Black Sesame Mochi
Soft, chewy, and nutty black sesame mochi.This recipe for black sesame mochi is ready in minutes and is the perfect sweet!
Ingredients
- 2 ½ tablespoons glutinous rice flour mochiko flour, 20 grams (0.71 ounces
- ⅓ cup potato starch 55 grams (1.94 ounces), plus extra for work surface
- 3 teaspoons black sesame paste or to taste, sweet, 18 grams, 0.60 ounces
- 1 tablespoon black sesame seeds lightly toasted
- 2 tablespoons sugar
- ¼ teaspoon salt
- 1 cup milk room temperature, 250 ml/grams, 8.82 ounces
Instructions
- Heat a non-stick saucepan over medium heat. Add the glutinous rice flour, potato starch, sweet black sesame paste, lightly toasted sesame seeds, sugar and salt. Mix until combined.
- Reduce the heat to low and add the milk in gradually. Stir until combined and lump free.
- When the mixture begins to come together into a dough like texture, keep stirring and turn off heat. Keep mixing until all the mixture sticks together into a ball. Allow to cool slightly so that it is not too hot to touch.
- Place the mixture on a surface lightly dusted with potato starch. It can help to lightly dust your hands as well with potato starch. This will make it easier to work with.
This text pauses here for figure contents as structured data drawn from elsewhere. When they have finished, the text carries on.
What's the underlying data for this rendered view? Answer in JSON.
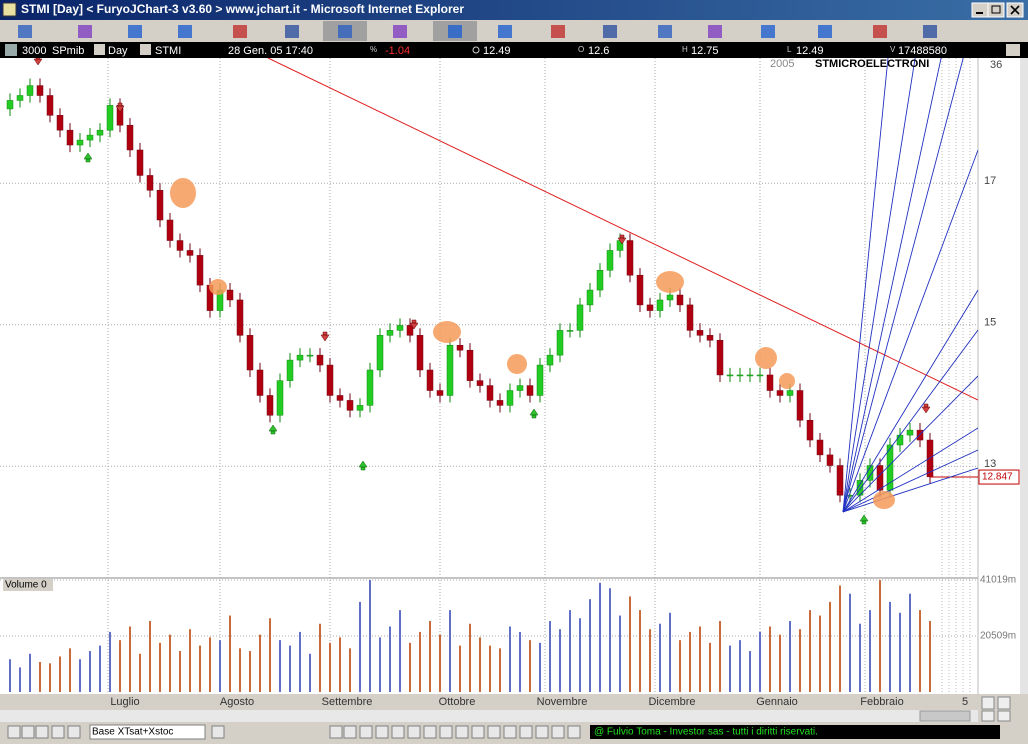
{
  "window": {
    "title": "STMI [Day] < FuryoJChart-3 v3.60 > www.jchart.it - Microsoft Internet Explorer"
  },
  "info_bar": {
    "count": "3000",
    "index": "SPmib",
    "period": "Day",
    "symbol": "STMI",
    "datetime": "28 Gen. 05  17:40",
    "change_label": "%",
    "change": "-1.04",
    "close": "12.49",
    "open_label": "O",
    "open": "12.6",
    "high_label": "H",
    "high": "12.75",
    "low_label": "L",
    "low": "12.49",
    "volume_label": "V",
    "volume": "17488580"
  },
  "chart_data": {
    "type": "candlestick",
    "title": "STMICROELECTRONI",
    "year_label": "2005",
    "corner_label": "36",
    "last_price_label": 12.847,
    "volume_title": "Volume 0",
    "date_label": "5",
    "up_color": "#22cc22",
    "down_color": "#b00010",
    "volume_up_color": "#6070c8",
    "volume_down_color": "#c86a3a",
    "xlim": [
      -0.5,
      96.5
    ],
    "xticks": [
      {
        "value": 9.8,
        "label": "Luglio"
      },
      {
        "value": 21,
        "label": "Agosto"
      },
      {
        "value": 32,
        "label": "Settembre"
      },
      {
        "value": 43,
        "label": "Ottobre"
      },
      {
        "value": 53.5,
        "label": "Novembre"
      },
      {
        "value": 64.5,
        "label": "Dicembre"
      },
      {
        "value": 75,
        "label": "Gennaio"
      },
      {
        "value": 85.5,
        "label": "Febbraio"
      }
    ],
    "ylim": [
      11.42,
      18.77
    ],
    "yticks": [
      13,
      15,
      17
    ],
    "grid": true,
    "open": [
      18.05,
      18.17,
      18.24,
      18.38,
      18.24,
      17.96,
      17.75,
      17.54,
      17.61,
      17.68,
      17.75,
      18.1,
      17.82,
      17.47,
      17.11,
      16.9,
      16.48,
      16.19,
      16.05,
      15.98,
      15.56,
      15.2,
      15.49,
      15.35,
      14.85,
      14.36,
      14.0,
      13.72,
      14.21,
      14.5,
      14.57,
      14.57,
      14.43,
      14.0,
      13.93,
      13.79,
      13.86,
      14.36,
      14.85,
      14.92,
      14.99,
      14.85,
      14.36,
      14.07,
      14.0,
      14.71,
      14.64,
      14.21,
      14.14,
      13.93,
      13.86,
      14.07,
      14.14,
      14.0,
      14.43,
      14.57,
      14.92,
      14.92,
      15.28,
      15.49,
      15.77,
      16.05,
      16.19,
      15.7,
      15.28,
      15.2,
      15.35,
      15.42,
      15.28,
      14.92,
      14.85,
      14.78,
      14.29,
      14.29,
      14.29,
      14.29,
      14.29,
      14.07,
      14.0,
      14.07,
      13.65,
      13.37,
      13.16,
      13.01,
      12.59,
      12.59,
      12.8,
      13.01,
      12.66,
      13.3,
      13.44,
      13.51,
      13.37
    ],
    "high": [
      18.27,
      18.34,
      18.48,
      18.48,
      18.34,
      18.06,
      17.85,
      17.71,
      17.78,
      17.85,
      18.2,
      18.2,
      17.92,
      17.57,
      17.21,
      17.0,
      16.58,
      16.29,
      16.15,
      16.08,
      15.66,
      15.59,
      15.59,
      15.45,
      14.95,
      14.46,
      14.1,
      14.31,
      14.6,
      14.67,
      14.67,
      14.67,
      14.53,
      14.1,
      14.03,
      13.96,
      14.46,
      14.95,
      15.02,
      15.09,
      15.09,
      14.95,
      14.46,
      14.17,
      14.81,
      14.81,
      14.74,
      14.31,
      14.24,
      14.03,
      14.17,
      14.24,
      14.24,
      14.53,
      14.67,
      15.02,
      15.02,
      15.38,
      15.59,
      15.87,
      16.15,
      16.29,
      16.29,
      15.8,
      15.38,
      15.45,
      15.52,
      15.52,
      15.38,
      15.02,
      14.95,
      14.88,
      14.39,
      14.39,
      14.39,
      14.39,
      14.39,
      14.17,
      14.17,
      14.17,
      13.75,
      13.47,
      13.26,
      13.11,
      12.69,
      12.9,
      13.11,
      13.11,
      13.4,
      13.54,
      13.61,
      13.61,
      13.47
    ],
    "low": [
      17.95,
      18.07,
      18.14,
      18.14,
      17.86,
      17.65,
      17.44,
      17.44,
      17.51,
      17.58,
      17.65,
      17.72,
      17.37,
      17.01,
      16.8,
      16.38,
      16.09,
      15.95,
      15.88,
      15.46,
      15.1,
      15.1,
      15.25,
      14.75,
      14.26,
      13.9,
      13.62,
      13.62,
      14.11,
      14.4,
      14.47,
      14.33,
      13.9,
      13.83,
      13.69,
      13.69,
      13.76,
      14.26,
      14.75,
      14.82,
      14.75,
      14.26,
      13.97,
      13.9,
      13.9,
      14.54,
      14.11,
      14.04,
      13.83,
      13.76,
      13.76,
      13.97,
      13.9,
      13.9,
      14.33,
      14.47,
      14.82,
      14.82,
      15.18,
      15.39,
      15.67,
      15.95,
      15.6,
      15.18,
      15.1,
      15.1,
      15.25,
      15.18,
      14.82,
      14.75,
      14.68,
      14.19,
      14.19,
      14.19,
      14.19,
      14.19,
      13.97,
      13.9,
      13.9,
      13.55,
      13.27,
      13.06,
      12.91,
      12.49,
      12.49,
      12.49,
      12.7,
      12.56,
      12.56,
      13.2,
      13.34,
      13.27,
      12.75
    ],
    "close": [
      18.17,
      18.24,
      18.38,
      18.24,
      17.96,
      17.75,
      17.54,
      17.61,
      17.68,
      17.75,
      18.1,
      17.82,
      17.47,
      17.11,
      16.9,
      16.48,
      16.19,
      16.05,
      15.98,
      15.56,
      15.2,
      15.49,
      15.35,
      14.85,
      14.36,
      14.0,
      13.72,
      14.21,
      14.5,
      14.57,
      14.57,
      14.43,
      14.0,
      13.93,
      13.79,
      13.86,
      14.36,
      14.85,
      14.92,
      14.99,
      14.85,
      14.36,
      14.07,
      14.0,
      14.71,
      14.64,
      14.21,
      14.14,
      13.93,
      13.86,
      14.07,
      14.14,
      14.0,
      14.43,
      14.57,
      14.92,
      14.92,
      15.28,
      15.49,
      15.77,
      16.05,
      16.19,
      15.7,
      15.28,
      15.2,
      15.35,
      15.42,
      15.28,
      14.92,
      14.85,
      14.78,
      14.29,
      14.29,
      14.29,
      14.29,
      14.29,
      14.07,
      14.0,
      14.07,
      13.65,
      13.37,
      13.16,
      13.01,
      12.59,
      12.59,
      12.8,
      13.01,
      12.66,
      13.3,
      13.44,
      13.51,
      13.37,
      12.85
    ],
    "volume": [
      12000,
      9000,
      14000,
      11000,
      10500,
      13000,
      16000,
      12000,
      15000,
      17000,
      22000,
      19000,
      24000,
      14000,
      26000,
      18000,
      21000,
      15000,
      23000,
      17000,
      20000,
      19000,
      28000,
      16000,
      15000,
      21000,
      27000,
      19000,
      17000,
      22000,
      14000,
      25000,
      18000,
      20000,
      16000,
      33000,
      41000,
      20000,
      24000,
      30000,
      18000,
      22000,
      26000,
      21000,
      30000,
      17000,
      25000,
      20000,
      17000,
      16000,
      24000,
      22000,
      19000,
      18000,
      26000,
      23000,
      30000,
      27000,
      34000,
      40000,
      38000,
      28000,
      35000,
      30000,
      23000,
      25000,
      29000,
      19000,
      22000,
      24000,
      18000,
      26000,
      17000,
      19000,
      15000,
      22000,
      24000,
      21000,
      26000,
      23000,
      30000,
      28000,
      33000,
      39000,
      36000,
      25000,
      30000,
      41000,
      33000,
      29000,
      36000,
      30000,
      26000
    ],
    "volume_lim": [
      0,
      41750
    ],
    "volume_ticks": [
      {
        "value": 20509,
        "label": "20509m"
      },
      {
        "value": 41019,
        "label": "41019m"
      }
    ]
  },
  "status_bar": {
    "base_field": "Base XTsat+Xstoc",
    "copyright": "@ Fulvio Toma - Investor sas - tutti i diritti riservati."
  }
}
- Roll into a log about 25 cm (9.8inches) long by 7 cm (2.7 inches) wide. Cut in half lengthwise and then cut into bite size pieces.
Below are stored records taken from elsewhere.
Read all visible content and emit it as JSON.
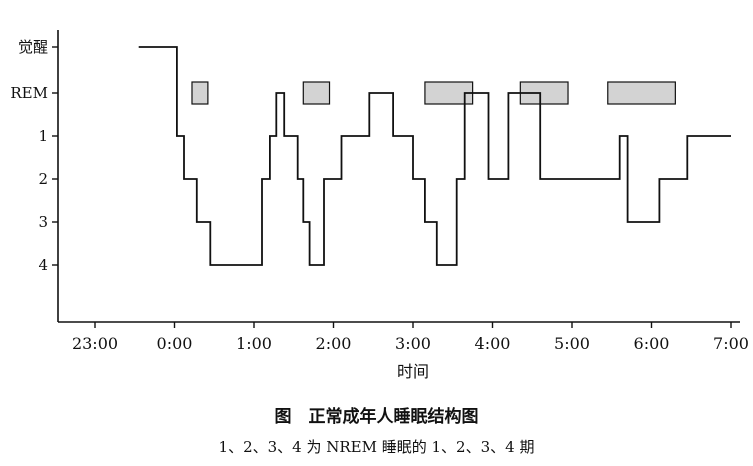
{
  "chart_data": {
    "type": "line",
    "title": "图　正常成年人睡眠结构图",
    "subtitle": "1、2、3、4 为 NREM 睡眠的 1、2、3、4 期",
    "xlabel": "时间",
    "ylabel": "",
    "x_ticks": [
      "23:00",
      "0:00",
      "1:00",
      "2:00",
      "3:00",
      "4:00",
      "5:00",
      "6:00",
      "7:00"
    ],
    "y_ticks": [
      "觉醒",
      "REM",
      "1",
      "2",
      "3",
      "4"
    ],
    "x_range_hours": [
      -0.45,
      7.0
    ],
    "step_type": "post",
    "series": [
      {
        "x": [
          -0.45,
          0.03,
          0.03,
          0.12,
          0.12,
          0.28,
          0.28,
          0.45,
          0.45,
          1.1,
          1.1,
          1.2,
          1.2,
          1.28,
          1.28,
          1.38,
          1.38,
          1.55,
          1.55,
          1.62,
          1.62,
          1.7,
          1.7,
          1.88,
          1.88,
          2.1,
          2.1,
          2.45,
          2.45,
          2.75,
          2.75,
          3.0,
          3.0,
          3.15,
          3.15,
          3.3,
          3.3,
          3.55,
          3.55,
          3.65,
          3.65,
          3.95,
          3.95,
          4.2,
          4.2,
          4.6,
          4.6,
          5.6,
          5.6,
          5.7,
          5.7,
          6.1,
          6.1,
          6.45,
          6.45,
          7.0
        ],
        "y": [
          0,
          0,
          2,
          2,
          3,
          3,
          4,
          4,
          5,
          5,
          3,
          3,
          2,
          2,
          1,
          1,
          2,
          2,
          3,
          3,
          4,
          4,
          5,
          5,
          3,
          3,
          2,
          2,
          1,
          1,
          2,
          2,
          3,
          3,
          4,
          4,
          5,
          5,
          3,
          3,
          1,
          1,
          3,
          3,
          1,
          1,
          3,
          3,
          2,
          2,
          4,
          4,
          3,
          3,
          2,
          2
        ],
        "y_note": "0=觉醒, 1=REM, 2=1期, 3=2期, 4=3期, 5=4期"
      }
    ],
    "shaded_rem_periods": [
      {
        "start": 0.22,
        "end": 0.42
      },
      {
        "start": 1.62,
        "end": 1.95
      },
      {
        "start": 3.15,
        "end": 3.75
      },
      {
        "start": 4.35,
        "end": 4.95
      },
      {
        "start": 5.45,
        "end": 6.3
      }
    ],
    "grid": false,
    "colors": {
      "line": "#111111",
      "rem_fill": "#d3d3d3"
    }
  }
}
- Place cut pieces into the refrigerator for 30 minutes or until it becomes chewy. Or simply enjoy once it has come to room temperature.
Nutrition Information
Nutrition Facts
Serving: 16 pieces
Amount Per Serving
Calories 55
% Daily Value*
| Serving | 1 piece | |
| Calories | 55kcal | 3% |
| Carbohydrates | 4g | 1% |
| Protein | 1g | 2% |
| Fat | 1g | 2% |
| Saturated Fat | 1g | 5% |
| Cholesterol | 2mg | 1% |
| Sodium | 45mg | 2% |
| Potassium | 23mg | 0% |
| Sugar | 2g | 4% |
* Percent Daily Values are based on a 2,000 calorie diet.